Autre exemple : « Je n’ai pas besoin de dire avec développement que le P. Girard apportait à l’instruction et au progrès intellectuel de ses élèves en classe tout le zèle, toute l’application et tout le soin dont il était capable, afin de les faire profiter de sa parole […]. Il avait tout préparé d’avance pour donner à ses explications la précision, l’exactitude et la clarté nécessaires », nécrologie du P. Girard, op. cit.

1560.

Autre exemple : « Sans doute, avec l’âge, l’affaiblissement était arrivé ; sa vigoureuse constitution résistait cependant et on espérait le posséder longtemps encore lorsqu’il mourut presque subitement dans la nuit du 15 au 16 avril », J. Laigre, vol. 340 B, 1885, p. 179.

1561.

Procès-verbaux, 15 avril 1885.

1562.

« À quatre heures, l’élève qui le veillait vint m’appeler. Je fus tout étonné de trouver notre malade dans un état désespéré. Je lui administrais de suite l’Extrême Onction, qu’il reçut avec de grands sentiments de piété, répondant lui-même aux prières.
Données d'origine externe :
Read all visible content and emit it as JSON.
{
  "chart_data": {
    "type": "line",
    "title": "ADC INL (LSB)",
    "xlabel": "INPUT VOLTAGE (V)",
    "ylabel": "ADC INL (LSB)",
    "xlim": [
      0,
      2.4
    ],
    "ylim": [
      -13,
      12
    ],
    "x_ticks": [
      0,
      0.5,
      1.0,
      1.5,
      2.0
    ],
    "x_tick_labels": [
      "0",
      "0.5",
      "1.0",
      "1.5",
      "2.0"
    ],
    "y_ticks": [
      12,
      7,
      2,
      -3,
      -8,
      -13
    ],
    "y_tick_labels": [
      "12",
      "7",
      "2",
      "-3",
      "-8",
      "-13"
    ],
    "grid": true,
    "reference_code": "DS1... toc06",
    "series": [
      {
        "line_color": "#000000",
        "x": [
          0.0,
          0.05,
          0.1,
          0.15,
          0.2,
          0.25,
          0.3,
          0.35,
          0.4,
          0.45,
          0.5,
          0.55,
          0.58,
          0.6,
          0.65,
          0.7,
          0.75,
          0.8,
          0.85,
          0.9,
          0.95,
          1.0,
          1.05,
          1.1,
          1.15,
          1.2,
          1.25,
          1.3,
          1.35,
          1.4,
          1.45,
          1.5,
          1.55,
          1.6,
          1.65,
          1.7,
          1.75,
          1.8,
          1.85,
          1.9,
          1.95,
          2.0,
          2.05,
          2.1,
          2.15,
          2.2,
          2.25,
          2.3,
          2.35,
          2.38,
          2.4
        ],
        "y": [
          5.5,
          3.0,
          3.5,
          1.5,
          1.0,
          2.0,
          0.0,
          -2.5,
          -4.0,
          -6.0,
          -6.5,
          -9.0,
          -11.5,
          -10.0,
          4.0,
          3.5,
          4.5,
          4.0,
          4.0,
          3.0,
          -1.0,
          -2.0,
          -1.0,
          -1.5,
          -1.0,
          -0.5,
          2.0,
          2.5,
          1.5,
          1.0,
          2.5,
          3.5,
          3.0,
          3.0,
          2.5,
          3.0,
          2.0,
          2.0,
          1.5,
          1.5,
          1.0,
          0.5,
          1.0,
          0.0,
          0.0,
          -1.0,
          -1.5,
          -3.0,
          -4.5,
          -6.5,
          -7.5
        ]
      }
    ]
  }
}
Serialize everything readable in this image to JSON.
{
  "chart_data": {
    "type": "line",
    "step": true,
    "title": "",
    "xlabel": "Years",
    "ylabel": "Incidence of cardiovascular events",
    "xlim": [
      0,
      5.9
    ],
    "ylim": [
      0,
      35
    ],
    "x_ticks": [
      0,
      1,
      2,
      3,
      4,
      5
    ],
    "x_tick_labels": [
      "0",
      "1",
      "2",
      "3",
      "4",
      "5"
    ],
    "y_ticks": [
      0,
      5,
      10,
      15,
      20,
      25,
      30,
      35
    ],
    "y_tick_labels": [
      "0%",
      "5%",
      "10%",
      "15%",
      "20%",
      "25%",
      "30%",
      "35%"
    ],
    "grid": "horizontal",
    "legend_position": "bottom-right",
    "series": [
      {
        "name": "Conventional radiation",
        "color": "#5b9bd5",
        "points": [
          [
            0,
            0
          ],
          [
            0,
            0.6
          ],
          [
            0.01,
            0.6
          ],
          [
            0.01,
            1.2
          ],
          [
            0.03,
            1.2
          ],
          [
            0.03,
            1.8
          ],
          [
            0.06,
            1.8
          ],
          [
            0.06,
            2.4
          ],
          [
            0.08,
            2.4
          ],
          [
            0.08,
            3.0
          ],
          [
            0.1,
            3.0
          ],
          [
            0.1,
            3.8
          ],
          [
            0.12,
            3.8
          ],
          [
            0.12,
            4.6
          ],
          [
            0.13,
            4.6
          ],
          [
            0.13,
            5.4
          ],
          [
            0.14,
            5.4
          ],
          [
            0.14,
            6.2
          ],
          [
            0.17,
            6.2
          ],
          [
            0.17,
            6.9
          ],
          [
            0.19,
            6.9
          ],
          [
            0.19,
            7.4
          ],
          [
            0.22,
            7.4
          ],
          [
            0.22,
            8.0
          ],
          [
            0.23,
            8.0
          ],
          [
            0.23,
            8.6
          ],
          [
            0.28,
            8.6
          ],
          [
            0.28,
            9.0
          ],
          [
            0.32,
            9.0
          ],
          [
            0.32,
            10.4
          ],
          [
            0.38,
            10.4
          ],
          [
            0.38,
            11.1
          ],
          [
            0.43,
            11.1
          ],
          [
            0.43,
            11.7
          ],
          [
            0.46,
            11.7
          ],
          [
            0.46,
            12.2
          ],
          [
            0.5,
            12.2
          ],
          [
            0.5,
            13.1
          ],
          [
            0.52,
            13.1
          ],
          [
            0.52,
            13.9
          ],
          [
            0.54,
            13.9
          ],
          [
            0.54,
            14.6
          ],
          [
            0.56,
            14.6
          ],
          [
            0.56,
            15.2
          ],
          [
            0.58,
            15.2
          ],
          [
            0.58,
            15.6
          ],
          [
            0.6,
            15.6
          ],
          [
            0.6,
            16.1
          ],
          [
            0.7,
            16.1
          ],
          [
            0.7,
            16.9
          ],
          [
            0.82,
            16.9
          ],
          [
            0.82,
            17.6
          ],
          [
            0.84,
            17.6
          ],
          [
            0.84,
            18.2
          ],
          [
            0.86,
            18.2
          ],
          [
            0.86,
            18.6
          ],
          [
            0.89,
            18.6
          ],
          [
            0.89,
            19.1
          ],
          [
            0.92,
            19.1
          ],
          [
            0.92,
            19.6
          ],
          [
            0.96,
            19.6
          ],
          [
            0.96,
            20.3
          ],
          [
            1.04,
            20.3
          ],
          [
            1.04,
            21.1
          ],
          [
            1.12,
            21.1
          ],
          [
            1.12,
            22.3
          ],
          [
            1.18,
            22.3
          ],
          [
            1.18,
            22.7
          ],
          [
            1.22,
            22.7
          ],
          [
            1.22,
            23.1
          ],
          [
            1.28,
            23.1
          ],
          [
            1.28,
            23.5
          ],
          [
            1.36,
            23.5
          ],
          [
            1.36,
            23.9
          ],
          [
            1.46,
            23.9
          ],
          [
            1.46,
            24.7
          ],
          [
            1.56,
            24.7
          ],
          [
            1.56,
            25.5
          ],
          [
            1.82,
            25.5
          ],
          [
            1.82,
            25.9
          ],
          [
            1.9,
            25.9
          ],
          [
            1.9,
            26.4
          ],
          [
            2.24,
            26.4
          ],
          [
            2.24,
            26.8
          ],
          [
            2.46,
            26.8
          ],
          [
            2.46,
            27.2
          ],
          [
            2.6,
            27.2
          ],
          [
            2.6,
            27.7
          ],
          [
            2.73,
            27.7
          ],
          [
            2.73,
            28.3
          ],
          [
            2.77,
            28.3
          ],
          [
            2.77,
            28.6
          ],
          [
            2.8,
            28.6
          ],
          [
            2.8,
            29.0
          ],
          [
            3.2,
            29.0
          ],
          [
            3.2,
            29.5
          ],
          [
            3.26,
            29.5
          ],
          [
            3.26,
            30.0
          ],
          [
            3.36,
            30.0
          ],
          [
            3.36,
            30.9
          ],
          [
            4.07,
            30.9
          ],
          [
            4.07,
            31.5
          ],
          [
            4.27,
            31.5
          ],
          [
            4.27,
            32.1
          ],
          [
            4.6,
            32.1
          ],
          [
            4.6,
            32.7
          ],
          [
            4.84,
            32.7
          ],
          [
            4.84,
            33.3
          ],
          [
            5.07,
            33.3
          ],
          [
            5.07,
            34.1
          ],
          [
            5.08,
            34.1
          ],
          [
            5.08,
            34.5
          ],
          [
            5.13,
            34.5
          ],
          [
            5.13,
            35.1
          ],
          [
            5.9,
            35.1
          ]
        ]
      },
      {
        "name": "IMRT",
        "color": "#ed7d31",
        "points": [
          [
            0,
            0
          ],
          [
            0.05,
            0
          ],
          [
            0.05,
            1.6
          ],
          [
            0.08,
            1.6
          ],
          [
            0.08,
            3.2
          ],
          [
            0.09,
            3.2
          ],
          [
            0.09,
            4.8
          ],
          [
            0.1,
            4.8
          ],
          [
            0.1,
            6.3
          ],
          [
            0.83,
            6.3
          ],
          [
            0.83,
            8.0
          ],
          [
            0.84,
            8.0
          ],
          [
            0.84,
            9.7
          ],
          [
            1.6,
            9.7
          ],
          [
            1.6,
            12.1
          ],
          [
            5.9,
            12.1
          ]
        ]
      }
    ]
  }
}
Comme j’omettais l’onction des reins, il la réclama. Je lui dit qu’on ne la faisait plus et le laissais tranquille. »

1563.

« From the time of his arrival in this colony – 26 years ago – he invariably kept the regard and esteem of all classes of our community for the urbanity of disposition and amiability of his manners, wich were testified by the attendance of several of his friends, among whom we perceive Mr. Nelson, the late governor, Mr. Lewis, the late Resident-counselor, Mr. Wiget, an acting French Counsul of this port, and several other gentlemen of our community. The French consulate also testified his deep sympathy at the irreparable loss the Foreign missions have sustained by hoisting their national flag half-mast yesterday when the intelligence of his death reached town », Procès-verbaux, 8 juillet 1868.

1564.

« Chacun prenait ses dispositions pour bien mourir (ars moriendi) par pensée, par parole, par action ou par testament. La « bonne mort » constituait par excellence cette longue agonie, familiale, publique, solennisée, ritualisée, sanctifiée, vécue dans sa propre maison et au milieu des siens », Philippe Boutry (préface), in G. Cuchet, Le crépuscule du Purgatoire, Paris, A. Colin, 2005.